Ali Tarabit has been a volunteer with the charity organization Aviation Sans Frontières (ASF) for almost three years. With his help, ASF has revolutionised its office operations, improving its efficiency and opening up new possibilities.
Flying high: a technology volunteer’s story
His story illustrates how much valuable impact any Microsoft-led volunteering initiative can have on local communities.
When Paris-based Microsoft employee Ali Tarabit received an e-mail about the company’s employment involvement programme, he already knew that he wanted to work with an organisation that makes a practical impact on the lives of disadvantaged people. Inspired by his African heritage, Ali Tarabit chose to support Aviation Sans Frontières (ASF), which provides NGOs in Africa and beyond with airborne transport to facilitate the dispatch of rescue and emergency aid in difficult access areas.
With the agreement of Microsoft France management, Ali has spent two days a week for the past three years working with the ASF office team based at Paris’ Orly airport, from where the organisation’s missions are co-ordinated.
Food supplies are unloaded from an ASF plane in the Democratic Republic of Congo
Since his arrival, he has been lending his support to setting up a new IT system for ASF. When he joined, the organisation was relying heavily on paper-based work. Consequently, communication between ASF’s more than 2,500 member organisations was slow and difficult to co-ordinate, and aircraft safety checks were based on paper documents which had to be reviewed frequently to ensure safety standards.

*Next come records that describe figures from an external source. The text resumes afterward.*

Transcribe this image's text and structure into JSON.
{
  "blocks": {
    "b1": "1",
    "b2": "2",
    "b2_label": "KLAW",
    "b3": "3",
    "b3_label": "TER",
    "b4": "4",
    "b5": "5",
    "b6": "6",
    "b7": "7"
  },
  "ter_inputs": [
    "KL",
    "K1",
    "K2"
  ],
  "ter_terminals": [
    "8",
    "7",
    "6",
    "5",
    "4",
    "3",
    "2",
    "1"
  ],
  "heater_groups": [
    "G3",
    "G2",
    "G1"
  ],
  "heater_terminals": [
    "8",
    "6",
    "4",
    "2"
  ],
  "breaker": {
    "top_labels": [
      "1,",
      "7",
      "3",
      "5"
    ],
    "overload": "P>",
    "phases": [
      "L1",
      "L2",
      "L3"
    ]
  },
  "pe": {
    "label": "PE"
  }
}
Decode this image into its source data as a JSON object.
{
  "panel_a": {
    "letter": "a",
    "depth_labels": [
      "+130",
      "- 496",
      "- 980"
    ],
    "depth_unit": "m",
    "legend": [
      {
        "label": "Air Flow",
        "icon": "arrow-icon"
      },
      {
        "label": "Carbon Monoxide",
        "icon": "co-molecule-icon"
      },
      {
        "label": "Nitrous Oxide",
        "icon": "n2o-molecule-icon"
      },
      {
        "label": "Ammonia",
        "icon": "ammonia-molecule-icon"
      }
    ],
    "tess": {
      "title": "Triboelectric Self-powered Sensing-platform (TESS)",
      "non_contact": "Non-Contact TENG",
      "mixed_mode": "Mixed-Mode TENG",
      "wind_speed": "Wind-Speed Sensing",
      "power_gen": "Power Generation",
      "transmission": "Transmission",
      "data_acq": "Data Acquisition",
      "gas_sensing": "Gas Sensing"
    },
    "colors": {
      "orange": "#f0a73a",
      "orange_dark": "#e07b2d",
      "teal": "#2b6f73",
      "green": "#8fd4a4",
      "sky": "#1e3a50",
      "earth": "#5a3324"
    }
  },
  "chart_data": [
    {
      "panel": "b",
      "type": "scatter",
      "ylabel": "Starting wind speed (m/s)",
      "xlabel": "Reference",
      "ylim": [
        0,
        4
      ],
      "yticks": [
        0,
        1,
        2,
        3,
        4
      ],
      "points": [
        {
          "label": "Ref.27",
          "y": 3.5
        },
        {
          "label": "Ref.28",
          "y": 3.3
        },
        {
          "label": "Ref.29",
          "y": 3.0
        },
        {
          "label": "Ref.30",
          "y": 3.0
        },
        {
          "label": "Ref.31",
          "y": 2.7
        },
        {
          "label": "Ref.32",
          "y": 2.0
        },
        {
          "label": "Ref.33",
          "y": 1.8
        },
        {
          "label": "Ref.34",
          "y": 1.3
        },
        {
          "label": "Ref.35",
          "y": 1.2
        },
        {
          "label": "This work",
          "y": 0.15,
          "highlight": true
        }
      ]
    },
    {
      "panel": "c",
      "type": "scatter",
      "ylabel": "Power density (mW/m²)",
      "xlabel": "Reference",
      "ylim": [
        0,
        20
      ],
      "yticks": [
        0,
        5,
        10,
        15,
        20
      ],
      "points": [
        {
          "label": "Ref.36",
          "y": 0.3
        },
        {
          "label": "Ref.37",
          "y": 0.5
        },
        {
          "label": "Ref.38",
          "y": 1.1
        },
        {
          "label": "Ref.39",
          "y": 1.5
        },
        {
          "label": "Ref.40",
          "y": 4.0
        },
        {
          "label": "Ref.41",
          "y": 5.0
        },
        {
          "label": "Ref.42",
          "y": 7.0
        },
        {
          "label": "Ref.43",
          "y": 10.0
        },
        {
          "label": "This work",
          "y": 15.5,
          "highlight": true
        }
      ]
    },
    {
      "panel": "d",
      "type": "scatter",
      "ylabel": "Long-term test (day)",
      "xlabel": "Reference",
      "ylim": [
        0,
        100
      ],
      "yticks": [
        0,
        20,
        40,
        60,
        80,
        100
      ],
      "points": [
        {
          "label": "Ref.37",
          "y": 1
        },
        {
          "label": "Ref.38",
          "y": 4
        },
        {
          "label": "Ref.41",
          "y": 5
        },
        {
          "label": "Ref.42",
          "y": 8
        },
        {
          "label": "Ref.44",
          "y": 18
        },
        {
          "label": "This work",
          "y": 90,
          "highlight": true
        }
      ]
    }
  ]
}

Since the arrival of 35 new computers, half of them sponsored by Microsoft, and ten new servers, the ways in which ASF operates have changed beyond recognition. The arrival of e-mail communication and access to a shared electronic calendar means that planes can be booked more quickly by NGOs in need, leading to faster turnaround and more efficient services - which can often literally be a lifesaver for those dependent on aid and transportation. In addition, the digitisation of data means that aircraft can be more easily serviced and parts in need of exchange can be identified quickly, improving aviation safety. Furthermore, ASF now has access to a constantly expanding database comprising past and current projects, which allows the organisation to analyse and review its performance, set itself new targets and undertake new projects.
One of these new projects, to be rolled out soon, is the e-aviation scheme, which allows French children from schools in disadvantaged areas to spend a day at ASF, learning about the basics of aviation and career options in that sector. A total of 30 PCs, equipped with flight simulation hardware and software, enable the aspiring pilots to take part in a ‘virtual mission’. As a teacher leading a pilot group remarked: “The training day is a tremendous opportunity for us to get these children interested in geography, maths and physics: our teaching job begins where ASF’s project ends.”
ASF ground operations have undergone a small revolution, and Ali Tarabit believes this is just the beginning. Soon, the arrival of new SharePoint servers will allow ASF to run joint operations with similar organisations in other European countries, jointly raising the profile of their services. “It will enable us all to get connected and bond. I am very proud to be working with people that bring such passion and dedication to a job that makes a real difference everyday,” says Ali Tarabit.
Ali Tarabit’s story is just one of many successful volunteering projects which are undertaken at Microsoft, and the new Microsoft Employee Volunteering Program is expected to generate many more successful partnerships which will make an important contribution to local communities in the future.